Berlusconi-Tremonti: contrasti sulle misure anti crisi

Vertice d’urgenza in serata per il governo dopo il crollo dei mercati di ieri. La convocazione ufficiale ancora non è stata diramata, ma dovrebbe tenersi alle 20 il Consiglio dei Ministri che dovrà anticipare alcune delle misure anticrisi sulle quali l’Italia si è impegnata con la Ue. L’imperativo è “fare presto” per dare le risposte giuste ai mercati e all’Europa. Ma il vertice notturno di ieri non ha sortito l’effetto desiderato e ha portato come unico risultato l’accrescersi della distanza tra il presidente del Consiglio e Giulio Tremonti. L’assenza di Umberto Bossi ha fatto pensare ad una Lega Nord come battitore libero, anche se, almeno per ora, il patto di fine legislatura siglato tra il Senatur e Silvio Berlusconi viene confermato da via Bellerio. L’ordine di scuderia che il premier ha impartito è “fronteggiare la crisi” e mantenere “saldo il timone”, per non cedere il fianco agli avversari e cadere nei tranelli dei ribaltonosti. Il Cavaliere, chiuso a Palazzo Chigi, sta ridisegnando la road map in un ennesimo vertice con i ministri dopo l’incontro infruttuoso di ieri sera.

L’obiettivo cui sta lavorando Berlusconi è quello di mettere a punto nuove misure per fare fronte alla crisi economica e finanziaria. Un maxiemendamento, un decreto legge e un disegno di legge: questi sarebbero gli assi che il governo intende calare sul tavolo per varare il primo pacchetto di misure anticrisi concordato con l’Unione europea. Ma su queste misure ci sarebbero state, secondo quanto riferito da alcuni partecipanti al vertice interministeriale di ieri, posizioni contrastanti tra alcuni ministri. A scalpitare di più sarebbe stato Giulio Tremonti che, sempre secondo quanto riportato da diversi partecipanti, avrebbe ipotizzato la necessità di una discontinuità nell’azione di governo per un nuovo rilancio. Una affermazione che sarebbe stata letta dai presenti come la richiesta di un passo indietro al premier. Richiesta che Berlusconi avrebbe respinto al mittente ribadendo la volontà di andare avanti anche perché non ci sarebbero alternative all’attuale Esecutivo.
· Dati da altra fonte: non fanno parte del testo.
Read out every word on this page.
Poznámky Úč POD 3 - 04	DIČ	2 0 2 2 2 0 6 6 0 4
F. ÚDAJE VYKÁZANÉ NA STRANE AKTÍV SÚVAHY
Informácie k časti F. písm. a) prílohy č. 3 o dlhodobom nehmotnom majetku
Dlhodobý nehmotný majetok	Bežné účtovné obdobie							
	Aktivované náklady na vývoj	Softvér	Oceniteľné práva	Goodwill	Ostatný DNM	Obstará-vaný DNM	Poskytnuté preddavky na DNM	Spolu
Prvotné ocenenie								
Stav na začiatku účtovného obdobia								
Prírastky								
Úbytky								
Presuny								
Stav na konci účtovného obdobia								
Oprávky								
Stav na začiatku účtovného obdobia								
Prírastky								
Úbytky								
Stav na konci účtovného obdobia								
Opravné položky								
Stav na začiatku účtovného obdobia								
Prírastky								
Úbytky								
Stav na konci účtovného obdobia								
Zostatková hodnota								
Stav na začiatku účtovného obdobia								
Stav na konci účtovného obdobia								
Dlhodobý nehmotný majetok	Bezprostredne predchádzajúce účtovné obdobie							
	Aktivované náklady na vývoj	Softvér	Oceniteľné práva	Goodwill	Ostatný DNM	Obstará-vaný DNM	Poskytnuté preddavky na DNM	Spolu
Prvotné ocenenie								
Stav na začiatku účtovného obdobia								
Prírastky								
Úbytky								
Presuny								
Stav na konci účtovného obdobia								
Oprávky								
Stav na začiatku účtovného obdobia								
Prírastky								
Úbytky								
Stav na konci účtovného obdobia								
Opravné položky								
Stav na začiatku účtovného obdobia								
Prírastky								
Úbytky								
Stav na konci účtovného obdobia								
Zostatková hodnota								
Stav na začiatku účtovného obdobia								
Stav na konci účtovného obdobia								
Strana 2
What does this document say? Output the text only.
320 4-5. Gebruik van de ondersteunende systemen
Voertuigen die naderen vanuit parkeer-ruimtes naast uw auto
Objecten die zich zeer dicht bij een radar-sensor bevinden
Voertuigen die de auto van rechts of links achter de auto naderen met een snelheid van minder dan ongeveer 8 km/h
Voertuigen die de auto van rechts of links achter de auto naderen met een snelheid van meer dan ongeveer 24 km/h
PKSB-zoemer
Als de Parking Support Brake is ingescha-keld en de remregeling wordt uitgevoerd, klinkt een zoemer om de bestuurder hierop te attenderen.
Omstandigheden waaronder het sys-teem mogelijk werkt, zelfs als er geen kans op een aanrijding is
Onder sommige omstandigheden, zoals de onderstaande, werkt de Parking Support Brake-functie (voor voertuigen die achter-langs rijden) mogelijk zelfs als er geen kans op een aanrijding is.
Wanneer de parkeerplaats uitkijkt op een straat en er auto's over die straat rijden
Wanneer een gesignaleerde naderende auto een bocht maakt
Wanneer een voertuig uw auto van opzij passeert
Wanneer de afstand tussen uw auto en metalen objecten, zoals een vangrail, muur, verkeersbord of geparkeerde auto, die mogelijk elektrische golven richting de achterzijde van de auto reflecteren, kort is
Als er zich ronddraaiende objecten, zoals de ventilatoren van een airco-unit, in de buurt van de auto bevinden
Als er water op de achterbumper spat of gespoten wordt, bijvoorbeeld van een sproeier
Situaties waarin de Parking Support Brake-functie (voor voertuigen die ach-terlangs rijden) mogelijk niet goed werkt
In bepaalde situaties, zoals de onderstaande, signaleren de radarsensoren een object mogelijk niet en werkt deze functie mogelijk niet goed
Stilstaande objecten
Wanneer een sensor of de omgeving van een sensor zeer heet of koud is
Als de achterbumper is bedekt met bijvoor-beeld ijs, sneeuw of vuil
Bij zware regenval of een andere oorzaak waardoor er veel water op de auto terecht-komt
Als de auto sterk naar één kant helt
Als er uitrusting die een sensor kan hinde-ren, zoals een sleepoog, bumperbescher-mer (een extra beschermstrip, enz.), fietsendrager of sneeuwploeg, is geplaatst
Le indiscrezioni sul botta e risposta tra Tremonti ed il Cavaliere vengono però smentite dal portavoce del tesoro. “La ricostruzione dell’incontro di ieri sera a palazzo Chigi e la posizione che avrebbe assunto il ministro dell’Economia Giulio Tremonti non rispecchiano quando avvenuto realmente e quindi sono false”, dice. Durante il vertice, il presidente del Consiglio avrebbe spinto sulla necessità di inserire misure d’urgenza in un decreto proprio per rafforzare la volontà politica del governo di andare immediatamente al nocciolo del problema con misure ‘immediate’, così come chiesto da Bruxelles ma anche dal presidente della Repubblica Giorgio Napolitano. Un decreto che accompagnerebbe il maxiemendamento alla Legge di stabilità e un altro disegno di legge che, dopo la terapia d’urto del dl, consentirebbero l’introduzione progressiva e diluita nel tempo di tutti gli altri provvedimenti anticrisi.

Ma a questa ‘scaletta’ si sarebbe opposto il ministro dell’Economia sostenendo l’unica opzione del maxiemendamento con voto secco in Parlamento: senza altri provvedimenti che, a suo avviso, accenderebbero gli appetiti da assalto alla diligenza facendo diventare delle misure nate per il contenimento della spesa delle misure di spesa aggiuntiva.

A vigilare su tutti e tutto è Giorgio Napolitano. Il capo dello Stato, anzi, con velata discrezione, si sta spingendo oltre come dimostrano i colloqui con tutti i leader politici, arricchito da incontri con esponenti del mondo economico e finanziario. Gli uni lo hanno rassicurato sulla disponibilità dell’opposizione “a prendersi le proprie responsabilità” e sulla volontà del governo di “rispettare gli impegni presi in Europa”. Gli altri, invece, lo hanno da un lato ragguagliato sulla reale gravità della situazione, dopo l’ennesimo crollo della Borsa avvenuto ieri.

Per il presidente del consiglio si profila l’ennesima giornata difficile, diviso tra misure economiche da varare con la massima urgenza e la preparazione al G20 di Cannes. Il tutto con un pensiero in più: un deputato, Roberto Antonione, uomo della prima ora quando nacque Forza Italia, ha lasciato il Pdl per approdare al Misto. Un voto in meno alla Camera, dove il premier dovrà presentarsi a breve, volente o nolente.